Phantoms of The Palace. The Palace, at 1735 Vine near the fabled corner of Hollywood and Vine, is said to house several spirits. The Palace opened in 1927 as the Hollywood Playhouse and there have been many incarnations since, including a stint as a television studio for programs such as This is Your Life and The Merve Griffin Show. It is now a nightclub, but some of its former denizens seem to return in insubstantial form in search of old Hollywood flair – ghosts that manifest themselves as eerie lights at night and the sounds of phantom pianos playing in deserted rooms. A man in a tuxedo makes the rounds of the building on some nights and a couple has been seen animatedly talking in a balcony, only to disappear when someone approaches.
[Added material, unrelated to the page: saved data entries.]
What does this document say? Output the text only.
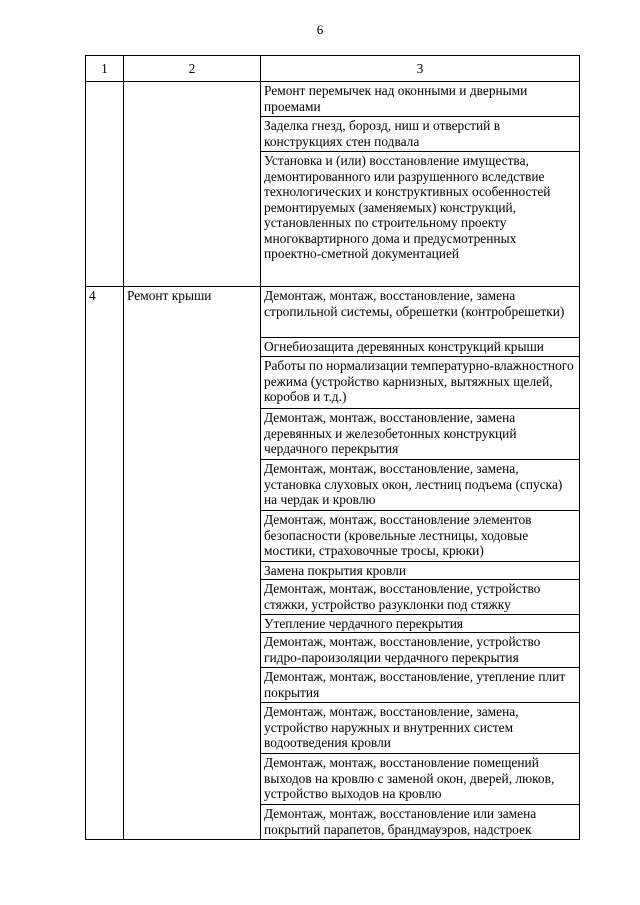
6
1	2	3
		Ремонт перемычек над оконными и дверными проемами
		Заделка гнезд, борозд, ниш и отверстий в конструкциях стен подвала
		Установка и (или) восстановление имущества, демонтированного или разрушенного вследствие технологических и конструктивных особенностей ремонтируемых (заменяемых) конструкций, установленных по строительному проекту многоквартирного дома и предусмотренных проектно-сметной документацией
4	Ремонт крыши	Демонтаж, монтаж, восстановление, замена стропильной системы, обрешетки (контробрешетки)
		Огнебиозащита деревянных конструкций крыши
		Работы по нормализации температурно-влажностного режима (устройство карнизных, вытяжных щелей, коробов и т.д.)
		Демонтаж, монтаж, восстановление, замена деревянных и железобетонных конструкций чердачного перекрытия
		Демонтаж, монтаж, восстановление, замена, установка слуховых окон, лестниц подъема (спуска) на чердак и кровлю
		Демонтаж, монтаж, восстановление элементов безопасности (кровельные лестницы, ходовые мостики, страховочные тросы, крюки)
		Замена покрытия кровли
		Демонтаж, монтаж, восстановление, устройство стяжки, устройство разуклонки под стяжку
		Утепление чердачного перекрытия
		Демонтаж, монтаж, восстановление, устройство гидро-пароизоляции чердачного перекрытия
		Демонтаж, монтаж, восстановление, утепление плит покрытия
		Демонтаж, монтаж, восстановление, замена, устройство наружных и внутренних систем водоотведения кровли
		Демонтаж, монтаж, восстановление помещений выходов на кровлю с заменой окон, дверей, люков, устройство выходов на кровлю
		Демонтаж, монтаж, восстановление или замена покрытий парапетов, брандмауэров, надстроек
San Diego’s Hotel del Coronado. One of San Diego’s most impressive landmarks is the Hotel del Coronado. This Victorian structure has been host to 16 American presidents and an assortment of royalty. It has also served as the setting for several Hollywood films, notably Some Like it Hot with Marilyn Monroe. Erected on the Coronado peninsula in 1888, the hotel was the first building in California to have electric lights. After all these years, it is still one of the best hotels in San Diego – and a fine location for anyone in search of ghosts.
The center of the action is Room 3502 (originally 502) and accounts vary regarding the manifestations, which range from doors and windows opening by themselves to sounds of disembodied footsteps. Legend has it that its manifestations are somehow linked to the sad fate of a young woman named Kate Morgan (aka Lottie A. Bernard). Kate and her husband, Tom Morgan, worked the western United States as con artists and professional gamblers. In November 1892, they were traveling in California when Kate announced she was pregnant. Tom was not at all pleased and ordered her to have an abortion. Kate was unwilling, so the pair separated.
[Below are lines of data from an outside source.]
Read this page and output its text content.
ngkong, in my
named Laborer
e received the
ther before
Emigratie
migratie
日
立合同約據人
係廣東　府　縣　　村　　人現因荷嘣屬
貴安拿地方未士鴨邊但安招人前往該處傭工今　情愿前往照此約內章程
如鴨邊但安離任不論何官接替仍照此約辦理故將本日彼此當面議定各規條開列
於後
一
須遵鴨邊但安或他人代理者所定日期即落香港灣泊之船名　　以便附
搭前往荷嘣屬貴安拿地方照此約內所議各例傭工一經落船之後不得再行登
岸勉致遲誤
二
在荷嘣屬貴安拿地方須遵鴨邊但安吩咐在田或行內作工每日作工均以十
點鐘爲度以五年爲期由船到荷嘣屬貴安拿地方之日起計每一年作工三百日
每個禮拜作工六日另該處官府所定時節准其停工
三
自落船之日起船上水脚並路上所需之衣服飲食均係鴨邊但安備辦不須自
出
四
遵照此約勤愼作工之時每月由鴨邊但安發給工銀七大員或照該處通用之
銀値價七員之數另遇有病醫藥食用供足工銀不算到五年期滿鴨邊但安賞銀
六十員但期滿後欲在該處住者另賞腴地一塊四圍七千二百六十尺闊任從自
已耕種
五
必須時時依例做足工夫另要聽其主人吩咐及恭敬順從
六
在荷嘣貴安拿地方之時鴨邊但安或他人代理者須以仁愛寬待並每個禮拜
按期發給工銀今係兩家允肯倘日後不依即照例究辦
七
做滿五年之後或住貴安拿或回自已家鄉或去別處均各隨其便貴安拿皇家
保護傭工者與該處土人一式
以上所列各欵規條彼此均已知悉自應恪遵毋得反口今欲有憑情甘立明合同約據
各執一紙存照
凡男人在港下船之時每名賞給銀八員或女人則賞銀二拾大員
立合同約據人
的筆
Kate checked into the Hotel del Coronado where she apparently aborted the child after all. Then she sent several telegrams from the hotel, trying to entice her husband to return, or at least extract a little money from him. Evidently, she did not get the response she wanted. She went into San Diego one evening, bought a gun and returned to the hotel. On November 29, in the midst of a fierce storm, she made her way to an exterior staircase leading to the ocean and shot herself. She was found dead the following morning. The Morgans had traveled under an assumed name, making it difficult for San Diego authorities to identify the suicide victim. After they did come up with an identity, a relative sent money to retrieve Kate’s body and this was the last anyone heard of her, however, it was just the beginning of the haunting. A careful investigation of the story in the 1980s revealed that Kate Morgan did, indeed, stay at the hotel, but not in room 502 where all the phenomena take place, but in what was originally 312 (currently 3327). As it turns out, 502 is where the pregnant mistress of the hotel’s builder is said to have committed suicide.